The Zoopla house price index, released this morning, found a significantly more buoyant picture for the UK property market in the first three weeks of January compared with a year earlier.
While sales volumes increased everywhere during this period, the biggest rise was found in Yorkshire and the Humber, which was up 19 per cent year-on-year, followed by the West Midlands, at 17 per cent, the South West at 14 per cent, then Scotland and London (both 13 per cent) and Wales (12 per cent). The smallest rises were in the North East and North West (both 3 per cent).
As well as a rise in sales, the property website reported that the supply of homes for sale on the market was 22 per cent higher than a year ago, as sellers who withdrew properties — or failed to list them — during the mortgage-induced slowdown of 2023 decided to put them back on.
The surge in buyer interest has been greatest in London, according to Zoopla. It said it had registered a 21 per cent increase in new buyer demand in the capital in the first three weeks of January compared with last year, the biggest increase of any UK region, and well above the national average of 12 per cent. However, it cautioned that the price of properties in London would hold the market back, with house prices still 13 times average earnings, albeit down from an all-time high of 15 times in 2016.
There is growing optimism among prospective buyers and sellers as mortgage interest rates, which skyrocketed in 2023, begin to fall consistently.
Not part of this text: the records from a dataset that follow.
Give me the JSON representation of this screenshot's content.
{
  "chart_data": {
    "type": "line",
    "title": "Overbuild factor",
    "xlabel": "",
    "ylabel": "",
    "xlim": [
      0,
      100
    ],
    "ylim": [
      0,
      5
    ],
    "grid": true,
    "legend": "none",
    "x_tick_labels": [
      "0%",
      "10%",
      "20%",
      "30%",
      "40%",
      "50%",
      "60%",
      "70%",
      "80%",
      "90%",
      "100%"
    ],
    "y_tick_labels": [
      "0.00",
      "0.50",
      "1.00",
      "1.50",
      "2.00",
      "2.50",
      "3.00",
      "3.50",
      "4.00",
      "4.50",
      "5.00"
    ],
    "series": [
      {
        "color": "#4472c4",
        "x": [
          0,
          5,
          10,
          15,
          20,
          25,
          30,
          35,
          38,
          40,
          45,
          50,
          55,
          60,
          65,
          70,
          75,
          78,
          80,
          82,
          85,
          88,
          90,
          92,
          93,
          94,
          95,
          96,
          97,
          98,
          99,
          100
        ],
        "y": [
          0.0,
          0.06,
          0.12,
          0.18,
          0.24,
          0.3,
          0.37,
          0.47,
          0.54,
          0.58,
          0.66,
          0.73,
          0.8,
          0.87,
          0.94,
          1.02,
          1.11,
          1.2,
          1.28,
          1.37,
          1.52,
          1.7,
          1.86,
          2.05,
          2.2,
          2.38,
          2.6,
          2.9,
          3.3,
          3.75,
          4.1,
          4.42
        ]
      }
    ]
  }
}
Inflation was at 4 per cent in the year to December — down from a high of 11.1 per cent in October 2022 and well below the Bank of England’s expectation of 4.6 per cent — while average mortgage rates have tumbled to their lowest levels since early June, with some lenders cutting rates to beneath 4 per cent.
Richard Donnell, executive director at Zoopla, warned that, despite the increase in property market activity, prices would remain flat and the market would remain a “buyer’s market” because of affordability constraints and relatively high rates.
“The fall in mortgage rates has led to a rebound in buyer demand and sales following a weaker second half of 2023 when many movers put decisions on hold,” he said.
“This improvement in activity will support sales volumes which, at one million, reached an 11-year low in 2023. We don’t see these trends as a precursor to higher prices in 2024 as it remains a buyer’s market. Sellers looking to move should be encouraged by these early signals of activity, but buyers remain price sensitive and focused on value for money. Over-optimism by sellers could quickly stall the current improvement in market activity.”
Tom Bill, head of UK residential research at Knight Frank, which predicts UK prices will rise by 3 per cent in 2024, warned that political uncertainty during a general election year could still slow the market by making buyers and sellers more cautious.